With this in mind, it’s not surprising that many e-commerce companies are still treating responsive design with skepticism – in 2013, only 4.5% of the Top 500 Internet Retailers used responsive design in their multi-screen web strategy.
3. Is it possible to create a high-converting responsive e-commerce site?
For an e-commerce company to successfully implement a responsive design, the business team needs to be empowered to own conversion rate optimization across each channel.
Fortunately, some retailers have already solved the problem. Take consumer technology retailer Garmin:
Garmin is a responsive e-commerce site that is also flexible to ongoing conversion optimization across each device.
Contrast Garmin’s website with the Leatherman example. On Garmin’s product page, the team has brought all of the important information and features above the mobile fold.

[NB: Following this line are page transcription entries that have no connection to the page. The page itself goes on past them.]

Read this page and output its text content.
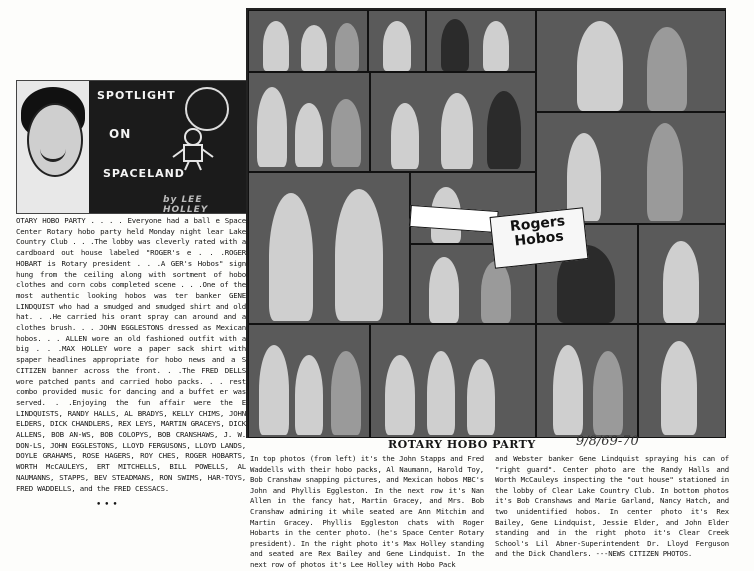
SPOTLIGHT
ON
SPACELAND
by LEE HOLLEY
OTARY HOBO PARTY . . . . Everyone had a ball e Space Center Rotary hobo party held Monday night lear Lake Country Club . . .The lobby was cleverly rated with a cardboard out house labeled "ROGER's e . . .ROGER HOBART is Rotary president . . .A GER's Hobos" sign hung from the ceiling along with sortment of hobo clothes and corn cobs completed scene . . .One of the most authentic looking hobos was ter banker GENE LINDQUIST who had a smudged and smudged shirt and old hat. . .He carried his orant spray can around and a clothes brush. . . JOHN EGGLESTONS dressed as Mexican hobos. . . ALLEN wore an old fashioned outfit with a big . . .MAX HOLLEY wore a paper sack shirt with spaper headlines appropriate for hobo news and a S CITIZEN banner across the front. . .The FRED DELLS wore patched pants and carried hobo packs. . . rest combo provided music for dancing and a buffet er was served. . .Enjoying the fun affair were the E LINDQUISTS, RANDY HALLS, AL BRADYS, KELLY CHIMS, JOHN ELDERS, DICK CHANDLERS, REX LEYS, MARTIN GRACEYS, DICK ALLENS, BOB AN-WS, BOB COLOPYS, BOB CRANSHAWS, J. W. DON-LS, JOHN EGGLESTONS, LLOYD FERGUSONS, LLOYD LANDS, DOYLE GRAHAMS, ROSE HAGERS, ROY CHES, ROGER HOBARTS, WORTH McCAULEYS, ERT MITCHELLS, BILL POWELLS, AL NAUMANNS, STAPPS, BEV STEADMANS, RON SWIMS, HAR-TOYS, FRED WADDELLS, and the FRED CESSACS.
• • •
Rogers Hobos
ROTARY HOBO PARTY	9/8/69-70
In top photos (from left) it's the John Stapps and Fred Waddells with their hobo packs, Al Naumann, Harold Toy, Bob Cranshaw snapping pictures, and Mexican hobos MBC's John and Phyllis Eggleston. In the next row it's Nan Allen in the fancy hat, Martin Gracey, and Mrs. Bob Cranshaw admiring it while seated are Ann Mitchim and Martin Gracey. Phyllis Eggleston chats with Roger Hobarts in the center photo. (he's Space Center Rotary president). In the right photo it's Max Holley standing and seated are Rex Bailey and Gene Lindquist. In the next row of photos it's Lee Holley with Hobo Pack
and Webster banker Gene Lindquist spraying his can of "right guard". Center photo are the Randy Halls and Worth McCauleys inspecting the "out house" stationed in the lobby of Clear Lake Country Club. In bottom photos it's Bob Cranshaws and Marie Garland, Nancy Hatch, and two unidentified hobos. In center photo it's Rex Bailey, Gene Lindquist, Jessie Elder, and John Elder standing and in the right photo it's Clear Creek School's Lil Abner-Superintendent Dr. Lloyd Ferguson and the Dick Chandlers. ---NEWS CITIZEN PHOTOS.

Even the shopping cart flow – traditionally a high-abandonment point for mobile users on e-commerce websites has been heavily optimized for smartphones.
As you can see below, the desktop website keeps the tried-and-true shopping cart flow, and on mobile, an always-accessible, live-updating shopping cart lives alongside the product detail page, so users can quickly see their cart and move into the checkout flow.
Garmin’s shopping cart on desktop.
The mobile product page…
…includes a live shopping cart that slides in from the right.
In this case, the business team has not been restricted by the responsive grid system, and is able to implement data-driven conversion optimization features – like an always-accessible shopping cart – that actively deliver increased revenue across each platform.
So, is responsive web design a good methodology for e-commerce retailers to consolidate their multi-screen web strategy?
At Mobify, we believe that it is very much the future of the web, and we’re not the only ones; Google loves responsive web design, too.
However, e-commerce websites pursuing the responsive approach need to understand that the actual responsive design is only one aspect to the strategy.
A successful responsive website is one that empowers the technology team to work with increased efficiency, while remaining flexible to the revenue generation and conversion optimization requirements of the business team.